CASE STUDIES: THE FORMER IRELAND STAR

The prospect of retirement did not sit easily with David Wallace when he was battling with a knee injury sustained in a warm-up ahead of the 2011 World Cup.

“Maybe three months after the injury, when I thought the rehab was going well enough, our IRUPA rep Hamish Adams came down and said I should think about the possibility of retiring,” says the Grand Slam winner and double Heineken Cup medallist.

“I was quite offended – I was doing my best to get back. But maybe a month later, the signs were becoming worse, and the next time he came down, I listened to what he had to say. I needed to change my attitude: I realised I had to seriously think about what I was going to do.

 

“Luckily, I had resources, I had IRUPA to guide me. And to help me come to terms psychologically with retiring. To do it alone would have been very difficult, because mentally I was not at that stage, even though I was 35.”

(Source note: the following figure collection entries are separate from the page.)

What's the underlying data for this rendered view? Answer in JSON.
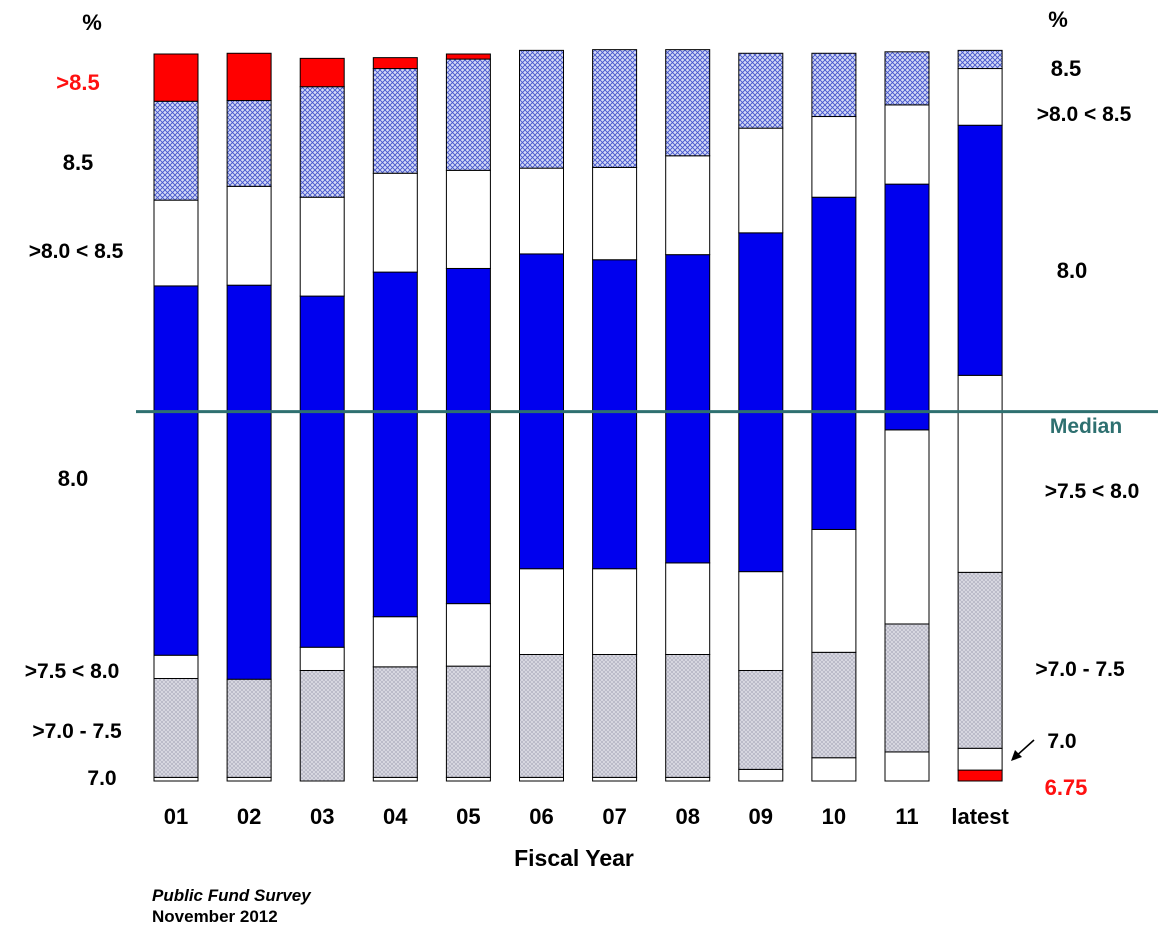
{
  "chart_data": {
    "type": "bar",
    "stacked": true,
    "percent_scale": true,
    "xlabel": "Fiscal Year",
    "ylabel_left": "%",
    "ylabel_right": "%",
    "ylim": [
      0,
      100
    ],
    "categories": [
      "01",
      "02",
      "03",
      "04",
      "05",
      "06",
      "07",
      "08",
      "09",
      "10",
      "11",
      "latest"
    ],
    "segment_order_bottom_to_top": [
      "6.75",
      "7.0",
      ">7.0 - 7.5",
      ">7.5 < 8.0",
      "8.0",
      ">8.0 < 8.5",
      "8.5",
      ">8.5"
    ],
    "series": [
      {
        "name": "6.75",
        "style": "red",
        "values": [
          0,
          0,
          0,
          0,
          0,
          0,
          0,
          0,
          0,
          0,
          0,
          1.5
        ]
      },
      {
        "name": "7.0",
        "style": "white",
        "values": [
          0.5,
          0.5,
          0,
          0.5,
          0.5,
          0.5,
          0.5,
          0.5,
          1.6,
          3.2,
          4.0,
          3.0
        ]
      },
      {
        "name": ">7.0 - 7.5",
        "style": "gray-hatch",
        "values": [
          13.6,
          13.5,
          15.2,
          15.2,
          15.3,
          16.9,
          16.9,
          16.9,
          13.6,
          14.5,
          17.6,
          24.2
        ]
      },
      {
        "name": ">7.5 < 8.0",
        "style": "white",
        "values": [
          3.2,
          0,
          3.2,
          6.9,
          8.6,
          11.8,
          11.8,
          12.6,
          13.6,
          16.9,
          26.7,
          27.1
        ]
      },
      {
        "name": "8.0",
        "style": "blue",
        "values": [
          50.8,
          54.2,
          48.3,
          47.4,
          46.1,
          43.3,
          42.5,
          42.4,
          46.6,
          45.7,
          33.8,
          34.4
        ]
      },
      {
        "name": ">8.0 < 8.5",
        "style": "white",
        "values": [
          11.8,
          13.6,
          13.6,
          13.6,
          13.5,
          11.8,
          12.7,
          13.6,
          14.4,
          11.1,
          10.9,
          7.8
        ]
      },
      {
        "name": "8.5",
        "style": "blue-hatch",
        "values": [
          13.6,
          11.8,
          15.2,
          14.4,
          15.3,
          16.2,
          16.2,
          14.6,
          10.3,
          8.7,
          7.3,
          2.5
        ]
      },
      {
        "name": ">8.5",
        "style": "red",
        "values": [
          6.5,
          6.5,
          3.9,
          1.5,
          0.7,
          0,
          0,
          0,
          0,
          0,
          0,
          0
        ]
      }
    ],
    "median_line": {
      "label": "Median",
      "value": 50.8
    },
    "left_labels": [
      {
        "text": ">8.5",
        "color": "red"
      },
      {
        "text": "8.5"
      },
      {
        "text": ">8.0 < 8.5"
      },
      {
        "text": "8.0"
      },
      {
        "text": ">7.5 < 8.0"
      },
      {
        "text": ">7.0 - 7.5"
      },
      {
        "text": "7.0"
      }
    ],
    "right_labels": [
      {
        "text": "8.5"
      },
      {
        "text": ">8.0 < 8.5"
      },
      {
        "text": "8.0"
      },
      {
        "text": ">7.5 < 8.0"
      },
      {
        "text": ">7.0 - 7.5"
      },
      {
        "text": "7.0"
      },
      {
        "text": "6.75",
        "color": "red"
      }
    ],
    "grid": false,
    "legend": "none"
  },
  "colors": {
    "red": "#ff0000",
    "blue": "#0000ee",
    "white": "#ffffff",
    "blue_hatch": "#5566d8",
    "gray_hatch": "#b8b8c6",
    "median": "#2e7070",
    "label_red": "#ff1010"
  },
  "source": {
    "name": "Public Fund Survey",
    "date": "November 2012"
  }
}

Wallace had dropped out after two years of an electronic engineering degree at Cork IT at the beginning of his career, and with international commitments on top of his Munster work-load, he then struggled with an IT course at UL – “I had to miss the exams in my fourth semester because of rugby, and I was away with rugby for the repeats.”

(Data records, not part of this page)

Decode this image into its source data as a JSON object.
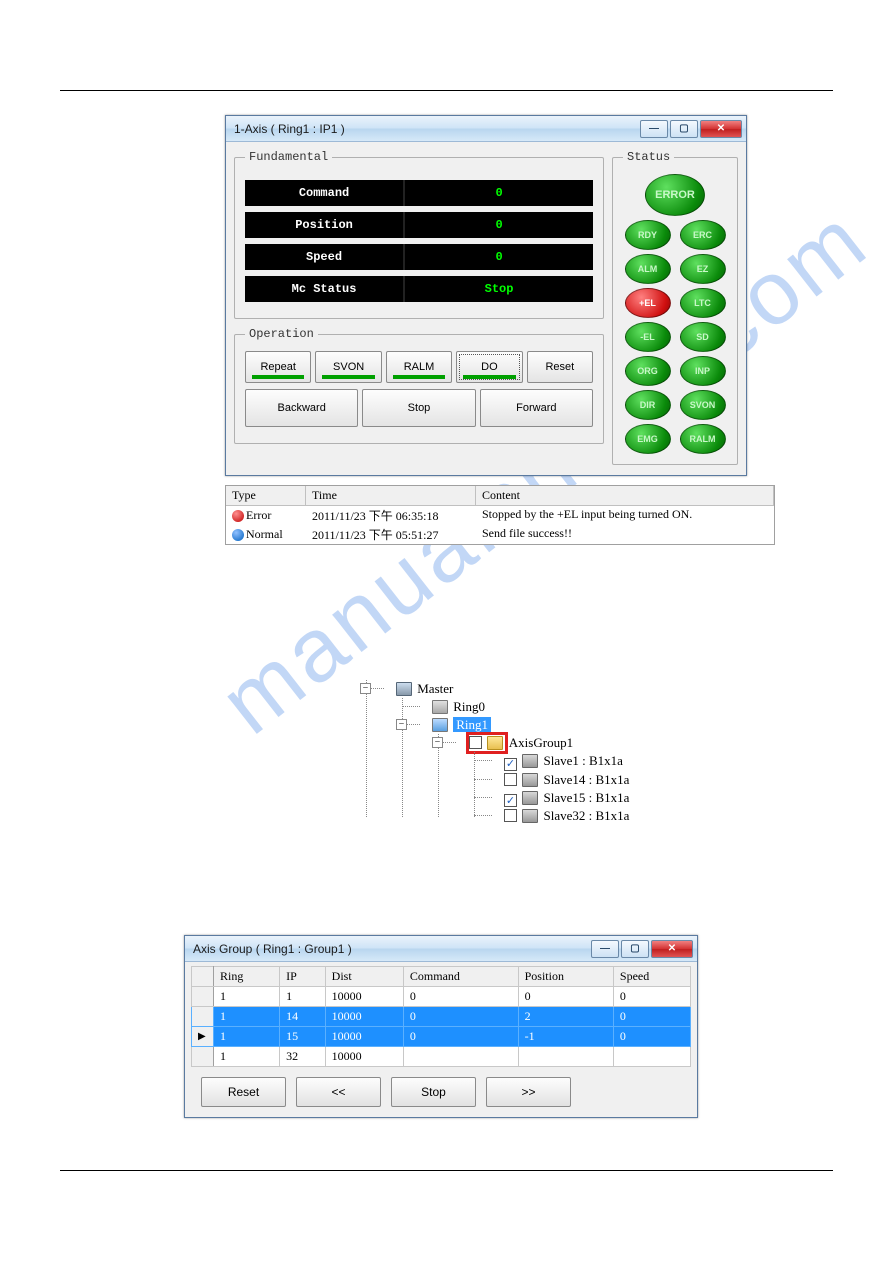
{
  "watermark": "manualshiver.com",
  "axis_window": {
    "title": "1-Axis ( Ring1 : IP1 )",
    "fundamental": {
      "legend": "Fundamental",
      "rows": [
        {
          "label": "Command",
          "value": "0"
        },
        {
          "label": "Position",
          "value": "0"
        },
        {
          "label": "Speed",
          "value": "0"
        },
        {
          "label": "Mc Status",
          "value": "Stop"
        }
      ]
    },
    "operation": {
      "legend": "Operation",
      "row1": [
        {
          "label": "Repeat",
          "indicator": true
        },
        {
          "label": "SVON",
          "indicator": true
        },
        {
          "label": "RALM",
          "indicator": true
        },
        {
          "label": "DO",
          "indicator": true,
          "focused": true
        },
        {
          "label": "Reset",
          "indicator": false
        }
      ],
      "row2": [
        {
          "label": "Backward"
        },
        {
          "label": "Stop"
        },
        {
          "label": "Forward"
        }
      ]
    },
    "status": {
      "legend": "Status",
      "error": {
        "label": "ERROR",
        "color": "green"
      },
      "leds": [
        {
          "label": "RDY",
          "color": "green"
        },
        {
          "label": "ERC",
          "color": "green"
        },
        {
          "label": "ALM",
          "color": "green"
        },
        {
          "label": "EZ",
          "color": "green"
        },
        {
          "label": "+EL",
          "color": "red"
        },
        {
          "label": "LTC",
          "color": "green"
        },
        {
          "label": "-EL",
          "color": "green"
        },
        {
          "label": "SD",
          "color": "green"
        },
        {
          "label": "ORG",
          "color": "green"
        },
        {
          "label": "INP",
          "color": "green"
        },
        {
          "label": "DIR",
          "color": "green"
        },
        {
          "label": "SVON",
          "color": "green"
        },
        {
          "label": "EMG",
          "color": "green"
        },
        {
          "label": "RALM",
          "color": "green"
        }
      ]
    }
  },
  "log": {
    "headers": {
      "type": "Type",
      "time": "Time",
      "content": "Content"
    },
    "rows": [
      {
        "kind": "Error",
        "dot": "red",
        "time": "2011/11/23 下午 06:35:18",
        "content": "Stopped by the +EL input being turned ON."
      },
      {
        "kind": "Normal",
        "dot": "blue",
        "time": "2011/11/23 下午 05:51:27",
        "content": "Send file success!!"
      }
    ]
  },
  "tree": {
    "master": "Master",
    "ring0": "Ring0",
    "ring1": "Ring1",
    "axisgroup": "AxisGroup1",
    "slaves": [
      {
        "label": "Slave1 : B1x1a",
        "checked": true
      },
      {
        "label": "Slave14 : B1x1a",
        "checked": false
      },
      {
        "label": "Slave15 : B1x1a",
        "checked": true
      },
      {
        "label": "Slave32 : B1x1a",
        "checked": false
      }
    ]
  },
  "group_window": {
    "title": "Axis Group ( Ring1 : Group1 )",
    "columns": [
      "Ring",
      "IP",
      "Dist",
      "Command",
      "Position",
      "Speed"
    ],
    "rows": [
      {
        "sel": false,
        "ptr": false,
        "cells": [
          "1",
          "1",
          "10000",
          "0",
          "0",
          "0"
        ]
      },
      {
        "sel": true,
        "ptr": false,
        "cells": [
          "1",
          "14",
          "10000",
          "0",
          "2",
          "0"
        ]
      },
      {
        "sel": true,
        "ptr": true,
        "cells": [
          "1",
          "15",
          "10000",
          "0",
          "-1",
          "0"
        ]
      },
      {
        "sel": false,
        "ptr": false,
        "cells": [
          "1",
          "32",
          "10000",
          "",
          "",
          ""
        ]
      }
    ],
    "buttons": {
      "reset": "Reset",
      "back": "<<",
      "stop": "Stop",
      "fwd": ">>"
    }
  }
}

He already had interests outside rugby: he was a shareholder in a sweet shop, Mr Simms in Limerick, a sports GPS company, Statsports, and a clothing company that only lasted a year – an “early work life lesson” that not every investment rugby players make pays dividends.

Wallace did “bits and pieces” in a number of fields, including media, and last year completed a financial advice qualification, and the former back-row has recently started a job with Bank of Ireland as a business development manager for Munster, “trying to cultivate new business”. It is a role where his outgoing personality is invaluable, as he gets out and about into the community, meeting people.

Wallace’s boss is All-Ireland-winning former Tipperary hurling manager Liam Sheedy. “His ethos is to bring that winning mentality to Bank of Ireland,” explains Wallace. “For him, it’s about winning in Munster.

 “To make it in rugby, you need to be good at relationships, working with people. Having that team mentality is important. In a ruck or a maul, it’s easy to just go along with it, to not put in the full effort; but a successful rugby player doesn’t take those short cuts; you have that work rate,” he concludes.